Ready or not, Campaign 2000 has begun

June 17, 1999|By David M. Shribman

MANCHESTER, N.H. -- There's no avoiding the conclusion: It has started.

Gov. George W. Bush of Texas just completed his first campaign swing through Iowa, New Hampshire and Massachusetts. Vice President Al Gore officially is in the presidential race. Publisher Steve Forbes is angling for a series of monthly debates. Former Red Cross president Elizabeth H. Dole has just come out with a plan to help soybean farmers.

"People are starting to move; the thing is starting to get going," says Anthony Frederick of Bedford, N.H., the New Hampshire chairman of the Smaller Business Association of New England. "You can feel it happening."

The emergence of Mr. Bush from his Austin hibernation and the formal declaration of Mr. Gore's candidacy are markers in the campaign trail, cairns that indicate an important turning point in the path to the White House.

From this week on, the country has moved unmistakably into a new phase of its public life, where politics trumps government; the calculations of the contenders are taking the spotlight away from the actions of the elected.

Now the presidential race is being conducted in the present tense, not the future tense.

In truth, the velocity of the campaign has been growing for months. Throughout the spring, for example, the candidates have been spending increasing amounts of time on the road, especially in the early political states of Iowa and New Hampshire.

Rep. John R. Kasich of Ohio, a Republican candidate, has spent 24 days in the two states since March 15, including 17 here in New Hampshire. Former Sen. Bill Bradley of New Jersey, a Democratic candidate, has spent 20 days in the two states, including 13 in Iowa.

For weeks, Mr. Bradley has been speaking in broad themes, putting off the specifics for later. "There will come a time for formal speeches and 10-point plans," Mr. Bush said the other day in Iowa.

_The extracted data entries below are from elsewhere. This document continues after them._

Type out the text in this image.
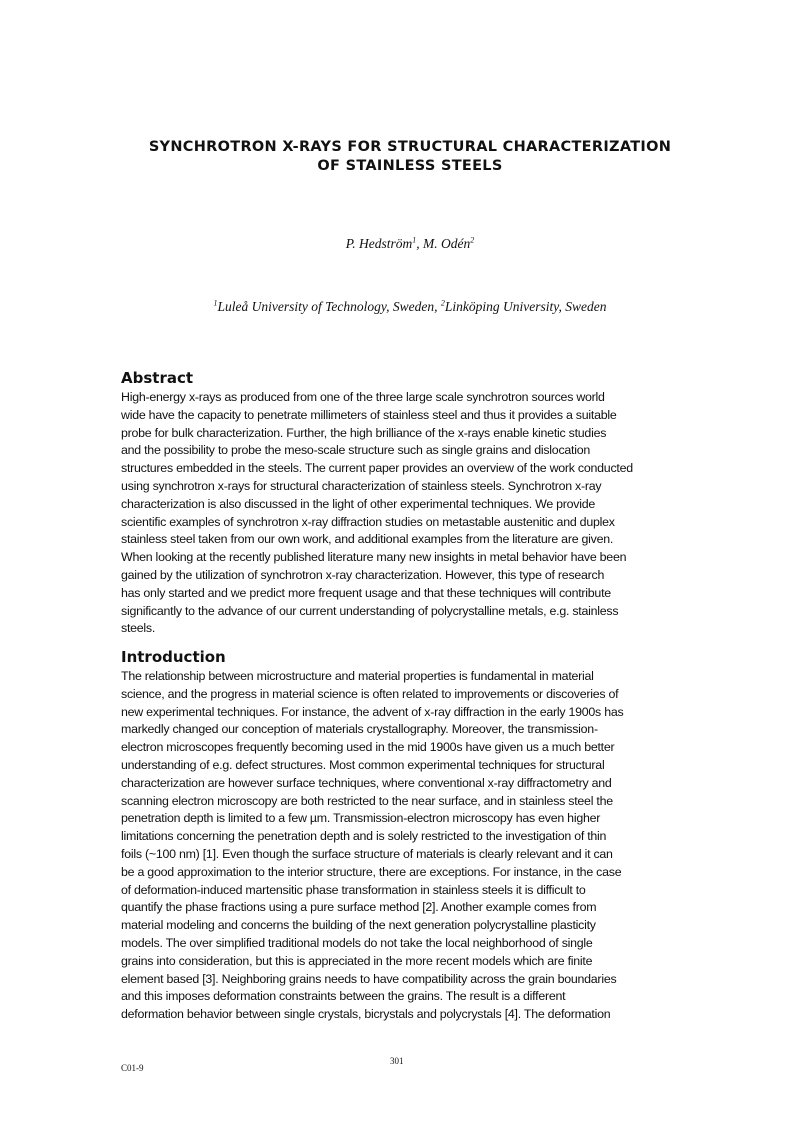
SYNCHROTRON X-RAYS FOR STRUCTURAL CHARACTERIZATION
OF STAINLESS STEELS
P. Hedström$^1$, M. Odén$^2$
$^1$Luleå University of Technology, Sweden, $^2$Linköping University, Sweden
Abstract
High-energy x-rays as produced from one of the three large scale synchrotron sources world
wide have the capacity to penetrate millimeters of stainless steel and thus it provides a suitable
probe for bulk characterization. Further, the high brilliance of the x-rays enable kinetic studies
and the possibility to probe the meso-scale structure such as single grains and dislocation
structures embedded in the steels. The current paper provides an overview of the work conducted
using synchrotron x-rays for structural characterization of stainless steels. Synchrotron x-ray
characterization is also discussed in the light of other experimental techniques. We provide
scientific examples of synchrotron x-ray diffraction studies on metastable austenitic and duplex
stainless steel taken from our own work, and additional examples from the literature are given.
When looking at the recently published literature many new insights in metal behavior have been
gained by the utilization of synchrotron x-ray characterization. However, this type of research
has only started and we predict more frequent usage and that these techniques will contribute
significantly to the advance of our current understanding of polycrystalline metals, e.g. stainless
steels.
Introduction
The relationship between microstructure and material properties is fundamental in material
science, and the progress in material science is often related to improvements or discoveries of
new experimental techniques. For instance, the advent of x-ray diffraction in the early 1900s has
markedly changed our conception of materials crystallography. Moreover, the transmission-
electron microscopes frequently becoming used in the mid 1900s have given us a much better
understanding of e.g. defect structures. Most common experimental techniques for structural
characterization are however surface techniques, where conventional x-ray diffractometry and
scanning electron microscopy are both restricted to the near surface, and in stainless steel the
penetration depth is limited to a few µm. Transmission-electron microscopy has even higher
limitations concerning the penetration depth and is solely restricted to the investigation of thin
foils (~100 nm) [1]. Even though the surface structure of materials is clearly relevant and it can
be a good approximation to the interior structure, there are exceptions. For instance, in the case
of deformation-induced martensitic phase transformation in stainless steels it is difficult to
quantify the phase fractions using a pure surface method [2]. Another example comes from
material modeling and concerns the building of the next generation polycrystalline plasticity
models. The over simplified traditional models do not take the local neighborhood of single
grains into consideration, but this is appreciated in the more recent models which are finite
element based [3]. Neighboring grains needs to have compatibility across the grain boundaries
and this imposes deformation constraints between the grains. The result is a different
deformation behavior between single crystals, bicrystals and polycrystals [4]. The deformation
C01-9
301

That time is coming soon. Ms. Dole is already calling for the administration to release $145 million in emergency assistance for commodity producers. The candidates might not be ready to talk specifics, but the farmers in Iowa, not unaware that soybean prices are at a 23-year low, are ready for the money right now.

In the next couple of weeks, the velocity of the campaign will increase, and so will the stakes. And the mistakes.

The activity taking place below the surface now is important, just as the water eddies below a frozen lake are important. Early polls showed Richard Nixon beating John F. Kennedy and George Bush beating Bill Clinton, but ordinarily the voters don't change their minds dramatically after the actual election year begins, no matter how hard the candidates try. The early primaries count, but so do the early impressions.

David M. Shribman is Washington bureau chief for the Boston Globe.